1

I am running Bayesian Hierarchical Modeling in R using R2jags. When I open code I used a month ago and run it on a dataset I used a month ago (verified by "date modified" in windows explorer), I get different results than I got a month ago. The only difference I can think of is I got a new work computer in the last month and we installed JAGS 4.3.0. I was previously using 4.2.0.

Is it remotely possible to get different results just from updating my version of JAGS? I'm not posting code or results here because I don't need help troubleshooting it - everything is exactly the same.

Edit:

Conversion seems fine - Gewekes, autocorrelation plots, and trace plots look good. That hasn't changed.

I have a seed set both via set.seet () and jags.seed=. Is that enough? I've never had a problem replicating these types of results before.

As far as how different the results are, they are large enough to cause meaningful difference in the inference. I am assessing relationships between 30 chemical exposures and a health outcome in among 336 humans. Here are two examples. Chemical B troubles me the most because of the credible interval shift. Chemical A is another example. Results change JAGS 4.2.0 vs JAGS 4.3.0

I also doubled the number of iterations from 50k to 100k which resulted in very minor/inconsequential differences.

Edit 2:

I posted at source forge asking about the different default RNGs for versions: https://sourceforge.net/p/mcmc-jags/discussion/610037/thread/52bfef7d17/

pakalla
  • 163
  • 4
  • 10
  • 2
    I thought Gibbs samplers were non-deterministic. Exactly how "different are these results? – IRTFM Jul 19 '22 at 02:27
  • Further to @IRTFM comment, MCMC sampling processes are stochastic in nature. So unless you set a fixed random seed (by either using `set.seed()` or specifying a `seed` argument to `jags()`) your results will never be exactly the same. The interesting thing is to see *how* different results are. If they are vastly different, they may indicate that chains didn't mix properly. – Maurits Evers Jul 19 '22 at 04:25
  • Edited to add some examples of how results changed. I do have seeds set. Thanks! – pakalla Jul 19 '22 at 17:27
  • To my eyes those are sufficiently similar to say that there is no real difference. I’d investigate the possibility of a different RNG across versions. – IRTFM Jul 19 '22 at 18:11
  • @IRTFM even the change in direction for the credible interval from -0.38 to 0.40? It substantially changes the interpretation of the finding. Either way, there must be something to explain why it changed at all. I'm looking into different RNGs but a lot of this is over my head. – pakalla Jul 19 '22 at 22:38
  • The point estimates are comparable. The width of the “confidence intervals” are similar. If you are using Bayesian methods you should not be making Fisherian or N-P interpretations. – IRTFM Jul 19 '22 at 23:46

1 Answers1

2

There are at least 3 possible reasons for you seeing a difference between results from these models:

  1. One or both of your attempts to fit this model did not converge, and/or your effective sample size is so small that random sampling error is having a large impact on your inference. If you have already checked to ensure convergence and sufficient effective sample size (for both models) then you can rule this out.

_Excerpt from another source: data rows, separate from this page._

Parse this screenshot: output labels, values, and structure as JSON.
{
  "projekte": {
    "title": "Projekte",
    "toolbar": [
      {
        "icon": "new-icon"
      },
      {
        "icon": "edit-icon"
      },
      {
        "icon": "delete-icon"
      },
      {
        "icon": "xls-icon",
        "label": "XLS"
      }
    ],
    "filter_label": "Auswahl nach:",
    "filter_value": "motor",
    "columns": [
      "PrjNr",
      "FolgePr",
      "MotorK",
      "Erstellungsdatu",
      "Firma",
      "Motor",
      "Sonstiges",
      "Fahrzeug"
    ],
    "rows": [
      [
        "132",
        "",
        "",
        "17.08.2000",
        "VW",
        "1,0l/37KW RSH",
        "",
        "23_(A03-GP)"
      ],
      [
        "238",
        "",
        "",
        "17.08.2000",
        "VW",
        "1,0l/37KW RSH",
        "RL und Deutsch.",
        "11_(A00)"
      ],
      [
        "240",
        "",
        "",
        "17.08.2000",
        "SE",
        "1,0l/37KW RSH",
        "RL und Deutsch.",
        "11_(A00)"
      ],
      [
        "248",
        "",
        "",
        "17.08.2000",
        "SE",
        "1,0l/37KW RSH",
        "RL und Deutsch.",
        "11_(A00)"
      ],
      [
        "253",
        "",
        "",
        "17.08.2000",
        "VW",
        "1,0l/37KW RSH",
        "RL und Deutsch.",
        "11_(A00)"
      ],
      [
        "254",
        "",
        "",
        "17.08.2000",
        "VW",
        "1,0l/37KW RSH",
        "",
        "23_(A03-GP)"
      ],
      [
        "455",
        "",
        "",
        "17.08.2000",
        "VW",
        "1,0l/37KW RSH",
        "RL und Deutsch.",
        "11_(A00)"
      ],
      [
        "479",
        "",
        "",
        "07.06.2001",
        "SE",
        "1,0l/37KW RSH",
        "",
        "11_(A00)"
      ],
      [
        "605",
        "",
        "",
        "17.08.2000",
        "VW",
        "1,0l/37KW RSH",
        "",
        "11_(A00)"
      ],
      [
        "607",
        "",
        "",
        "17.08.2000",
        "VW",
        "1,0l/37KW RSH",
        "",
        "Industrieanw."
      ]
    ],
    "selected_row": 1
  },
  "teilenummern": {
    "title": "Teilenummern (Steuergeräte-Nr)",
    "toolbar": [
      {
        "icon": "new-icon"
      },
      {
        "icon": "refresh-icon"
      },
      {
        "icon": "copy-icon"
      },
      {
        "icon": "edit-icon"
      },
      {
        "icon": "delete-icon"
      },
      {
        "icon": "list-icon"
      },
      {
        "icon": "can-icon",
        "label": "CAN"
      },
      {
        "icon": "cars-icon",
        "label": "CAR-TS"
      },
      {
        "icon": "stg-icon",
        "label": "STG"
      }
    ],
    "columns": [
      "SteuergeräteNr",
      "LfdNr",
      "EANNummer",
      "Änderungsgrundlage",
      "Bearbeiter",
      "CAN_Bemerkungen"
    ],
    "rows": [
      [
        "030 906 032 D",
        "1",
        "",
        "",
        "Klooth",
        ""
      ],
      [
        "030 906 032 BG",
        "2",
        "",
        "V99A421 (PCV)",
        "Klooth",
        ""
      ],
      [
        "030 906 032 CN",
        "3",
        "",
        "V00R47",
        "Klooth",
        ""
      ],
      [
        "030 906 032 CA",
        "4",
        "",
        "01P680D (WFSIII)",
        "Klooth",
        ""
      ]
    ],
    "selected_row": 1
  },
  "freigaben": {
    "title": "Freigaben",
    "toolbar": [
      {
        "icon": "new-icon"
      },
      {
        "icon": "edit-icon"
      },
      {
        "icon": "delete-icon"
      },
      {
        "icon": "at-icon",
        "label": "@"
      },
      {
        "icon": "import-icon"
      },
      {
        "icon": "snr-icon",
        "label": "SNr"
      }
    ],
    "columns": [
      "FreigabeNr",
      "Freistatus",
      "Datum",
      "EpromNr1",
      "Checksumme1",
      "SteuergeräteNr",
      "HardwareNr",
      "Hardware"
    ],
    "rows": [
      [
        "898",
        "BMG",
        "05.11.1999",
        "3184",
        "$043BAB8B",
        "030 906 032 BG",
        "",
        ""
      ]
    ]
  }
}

  2. You are seeing small differences in the posteriors due to the random sampling inherent to MCMC in otherwise converged results. If these differences are big enough to cause a meaningful difference in inference then your effective sample size is not high enough - so just run the models for longer and the difference should reduce. You can also set the random seed in JAGS using initial values for .RNG.seed and .RNG.name so that successive model runs are numerically identical. If you run the models for longer and this difference does not reduce (or if it is a large difference to begin with) then you can rule this out.

  3. Your model contains a node for which the default sampling scheme changed between JAGS 4.2.0 and 4.3.0 - there were some changes to sampling schemes (and the order of precedence for assigning samplers to nodes) that could conceivably have changed your results (from memory I think this affected GLM particularly, but I can't remember exactly). However, although this may affect the probability of convergence, it should not substantially affect the posterior if the model does converge. It may be contributing to a numerical difference as explained for point (2) though.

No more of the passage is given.